Gerard mengakui, menulis lagu, seperti latihan gitar. Meski ada dalam satu hari, dia bisa tidak dapat lirik dan lagu. Tapi, yang paling utama, menurut dia, tugas penulis lagu adalah men-chapter trigger pertama. Dapat sound baru dan seterusnya.
"Inspirasi tidak harus main game, anime dan nonton bola akhirnya, tapi bisa dari musik itu sendiri. Penulis lagu harus suka dengan apa yang dihasilkannya. Dan harus sadar dengan keputusan yang dia ambil," katanya.

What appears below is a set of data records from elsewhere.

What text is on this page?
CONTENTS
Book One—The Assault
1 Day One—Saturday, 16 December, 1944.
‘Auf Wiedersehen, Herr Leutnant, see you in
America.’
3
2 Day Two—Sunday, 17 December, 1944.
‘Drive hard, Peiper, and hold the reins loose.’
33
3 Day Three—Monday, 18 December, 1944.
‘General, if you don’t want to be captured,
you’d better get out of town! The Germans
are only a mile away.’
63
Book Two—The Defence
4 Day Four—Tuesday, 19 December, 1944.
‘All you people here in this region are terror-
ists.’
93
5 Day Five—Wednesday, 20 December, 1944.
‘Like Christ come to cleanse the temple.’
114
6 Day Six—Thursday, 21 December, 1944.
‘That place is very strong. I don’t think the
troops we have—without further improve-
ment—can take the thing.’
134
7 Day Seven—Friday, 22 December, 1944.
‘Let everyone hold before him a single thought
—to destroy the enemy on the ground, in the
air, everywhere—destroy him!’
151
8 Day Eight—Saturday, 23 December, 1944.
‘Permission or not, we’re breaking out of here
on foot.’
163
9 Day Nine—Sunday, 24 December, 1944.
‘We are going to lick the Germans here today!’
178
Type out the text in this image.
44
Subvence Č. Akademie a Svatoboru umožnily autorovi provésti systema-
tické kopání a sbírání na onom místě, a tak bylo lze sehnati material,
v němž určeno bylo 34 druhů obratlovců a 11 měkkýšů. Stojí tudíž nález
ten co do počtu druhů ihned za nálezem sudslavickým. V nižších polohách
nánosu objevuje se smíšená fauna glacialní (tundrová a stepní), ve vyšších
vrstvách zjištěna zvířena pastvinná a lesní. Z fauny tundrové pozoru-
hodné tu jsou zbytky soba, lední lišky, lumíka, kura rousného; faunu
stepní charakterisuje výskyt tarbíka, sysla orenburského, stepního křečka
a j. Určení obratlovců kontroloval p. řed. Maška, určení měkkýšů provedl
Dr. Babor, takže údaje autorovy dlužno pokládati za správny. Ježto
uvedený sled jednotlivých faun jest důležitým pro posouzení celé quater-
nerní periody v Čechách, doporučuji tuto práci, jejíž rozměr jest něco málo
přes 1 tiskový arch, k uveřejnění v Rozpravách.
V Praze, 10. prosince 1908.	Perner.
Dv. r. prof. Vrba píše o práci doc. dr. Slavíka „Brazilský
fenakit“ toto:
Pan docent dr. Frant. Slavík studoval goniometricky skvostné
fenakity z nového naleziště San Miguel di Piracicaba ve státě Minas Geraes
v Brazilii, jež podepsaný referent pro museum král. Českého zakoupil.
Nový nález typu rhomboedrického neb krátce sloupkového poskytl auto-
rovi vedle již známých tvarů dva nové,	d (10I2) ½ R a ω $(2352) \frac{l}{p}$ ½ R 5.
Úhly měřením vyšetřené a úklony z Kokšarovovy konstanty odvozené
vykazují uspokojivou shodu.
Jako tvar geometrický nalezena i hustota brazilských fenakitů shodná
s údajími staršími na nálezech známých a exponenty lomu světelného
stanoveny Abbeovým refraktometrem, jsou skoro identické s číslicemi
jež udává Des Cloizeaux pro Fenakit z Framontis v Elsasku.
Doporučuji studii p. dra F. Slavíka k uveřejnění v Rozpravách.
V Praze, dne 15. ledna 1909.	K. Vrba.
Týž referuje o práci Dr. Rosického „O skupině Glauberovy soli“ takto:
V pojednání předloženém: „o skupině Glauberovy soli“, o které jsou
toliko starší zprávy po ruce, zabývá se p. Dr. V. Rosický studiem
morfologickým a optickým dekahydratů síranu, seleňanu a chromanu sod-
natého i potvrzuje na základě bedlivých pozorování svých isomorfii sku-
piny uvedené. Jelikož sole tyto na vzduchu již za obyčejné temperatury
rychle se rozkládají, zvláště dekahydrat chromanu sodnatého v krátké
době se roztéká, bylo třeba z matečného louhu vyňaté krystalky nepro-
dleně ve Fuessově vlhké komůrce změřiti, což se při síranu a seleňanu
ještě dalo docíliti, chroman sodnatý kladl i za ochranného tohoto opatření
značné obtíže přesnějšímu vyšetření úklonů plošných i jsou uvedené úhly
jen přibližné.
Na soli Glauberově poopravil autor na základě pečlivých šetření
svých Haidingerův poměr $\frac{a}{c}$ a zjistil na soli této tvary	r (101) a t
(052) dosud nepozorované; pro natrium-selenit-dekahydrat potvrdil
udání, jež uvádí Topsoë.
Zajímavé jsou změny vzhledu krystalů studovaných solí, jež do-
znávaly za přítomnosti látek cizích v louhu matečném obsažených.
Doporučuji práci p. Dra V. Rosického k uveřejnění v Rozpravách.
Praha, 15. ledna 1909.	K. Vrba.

Soal membuat lagu komersil, catchy sehingga diharapkan diterima masyarakat. Bagi Nino dan Gerard, tidak ada kiat tertentu. Karena menurut mereka berdua, dalam membuat lagu, memasukkan unsur komersial, baik dari segi melodi dan reff, misalnya, tidak ada formulasi pastinya. "Cukup menulis sejujur jujurnya," kata Nino.
Visi komersil seseorang adalah hasil manifestasi musik yang didengar. "Atau hook dalam kasus gue pribadi. Apakah lagu ada hooknya atau tidak, itu urusan nanti. Gue tidak pernah menyeting hook nya. Selama gue nyaman bikin lagu, jangan terlalu dipikirkan hook-nya, nanti ketemu sendiri. Sepanjang lagu yang gue ciptakan, itu hook keluar dengan sendirinya. Apapun yang keluar pertama kali dari mulut gue, itu yang terbaik. Itu akan menjadi sesuatu yang berdaya. Yang akhirnya mendatangkan ketertarikan," terang Nino.